A couple of days ago, NYU law professor Lily Batchelder released a paper that takes a close look at the details of Donald Trump’s tax plan. She concludes that several million middle-class families will pay more under Trump’s plan than they do now. Jim Tankersley reports the Trump campaign’s response:
The Trump campaign called the findings “pure fiction,” contending the analysis neglects a crucial benefit for low-income taxpayers….Most importantly, Miller said Trump will instruct the committees writing his plan into law to make sure that it does not raise taxes on any low- or middle-income earners. “In sending our proposal to the tax-writing committees we will include instructions to ensure all low and middle income households are protected,” Miller said.

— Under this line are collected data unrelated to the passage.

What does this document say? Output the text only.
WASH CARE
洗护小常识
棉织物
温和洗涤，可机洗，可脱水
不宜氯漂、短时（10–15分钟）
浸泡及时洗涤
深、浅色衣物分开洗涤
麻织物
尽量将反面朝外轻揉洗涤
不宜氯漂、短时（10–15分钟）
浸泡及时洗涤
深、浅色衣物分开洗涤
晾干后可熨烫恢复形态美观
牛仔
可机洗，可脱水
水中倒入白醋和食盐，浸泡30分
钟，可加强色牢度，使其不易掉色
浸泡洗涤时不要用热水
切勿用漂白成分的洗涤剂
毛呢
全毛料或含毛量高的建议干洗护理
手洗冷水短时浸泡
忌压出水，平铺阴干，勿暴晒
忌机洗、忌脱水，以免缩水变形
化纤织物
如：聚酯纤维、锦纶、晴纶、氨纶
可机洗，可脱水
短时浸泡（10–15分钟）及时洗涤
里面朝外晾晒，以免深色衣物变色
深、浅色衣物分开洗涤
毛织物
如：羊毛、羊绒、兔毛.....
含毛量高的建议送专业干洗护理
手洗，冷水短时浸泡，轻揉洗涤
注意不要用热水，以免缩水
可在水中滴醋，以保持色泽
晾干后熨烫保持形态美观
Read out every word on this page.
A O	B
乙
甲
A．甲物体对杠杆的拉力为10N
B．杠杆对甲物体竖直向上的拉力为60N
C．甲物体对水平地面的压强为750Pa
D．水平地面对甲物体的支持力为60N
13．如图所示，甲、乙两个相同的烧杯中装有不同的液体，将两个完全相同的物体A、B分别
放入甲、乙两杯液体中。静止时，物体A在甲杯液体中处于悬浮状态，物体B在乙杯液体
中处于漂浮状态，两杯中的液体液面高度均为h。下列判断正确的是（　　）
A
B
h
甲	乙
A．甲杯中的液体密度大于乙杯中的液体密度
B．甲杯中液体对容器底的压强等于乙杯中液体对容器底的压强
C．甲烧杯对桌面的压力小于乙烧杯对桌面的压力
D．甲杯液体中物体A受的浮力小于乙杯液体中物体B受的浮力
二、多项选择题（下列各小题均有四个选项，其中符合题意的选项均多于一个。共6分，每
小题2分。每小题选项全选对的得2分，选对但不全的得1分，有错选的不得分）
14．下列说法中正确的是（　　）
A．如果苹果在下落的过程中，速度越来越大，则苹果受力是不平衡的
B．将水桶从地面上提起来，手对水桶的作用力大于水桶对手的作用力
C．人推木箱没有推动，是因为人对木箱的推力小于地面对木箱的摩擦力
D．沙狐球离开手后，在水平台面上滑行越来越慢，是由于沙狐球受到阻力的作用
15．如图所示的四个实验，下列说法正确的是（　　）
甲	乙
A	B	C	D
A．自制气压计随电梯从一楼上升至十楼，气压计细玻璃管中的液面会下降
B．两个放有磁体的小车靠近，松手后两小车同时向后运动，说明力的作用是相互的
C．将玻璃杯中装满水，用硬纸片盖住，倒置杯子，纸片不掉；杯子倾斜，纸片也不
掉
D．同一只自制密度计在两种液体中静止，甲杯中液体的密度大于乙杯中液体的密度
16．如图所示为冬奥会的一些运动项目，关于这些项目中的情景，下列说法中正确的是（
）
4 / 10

This is obviously spin, but the funny thing is that it’s true. The details that Batchelder analyzed really won’t matter much once Trump’s proposal gets fed into the congressional sausage machine. Rather, his tax plan is essentially a statement of values. It tells the voting public what he believes in.
And that’s the problem. If Trump truly cared about the middle class, he and his team would have taken a very close look at the details to make sure his plan benefited the entire middle class. Obviously they didn’t. They treated it like a throwaway that Congress would iron out later.
Conversely, does anyone doubt that they were very careful indeed about vetting the effect of his plan on the rich? There’s surely not a single person in the top 1 percent who will accidentally end up paying higher taxes under Trump’s plan. Why? Because Trump cares about rich people. They’re winners.1 Struggling families and single mothers are losers. Why sweat the details for the likes of them?
1Also because his plan is so overwhelmingly favorable for rich people that it’s basically impossible for small details to wipe out their average gain.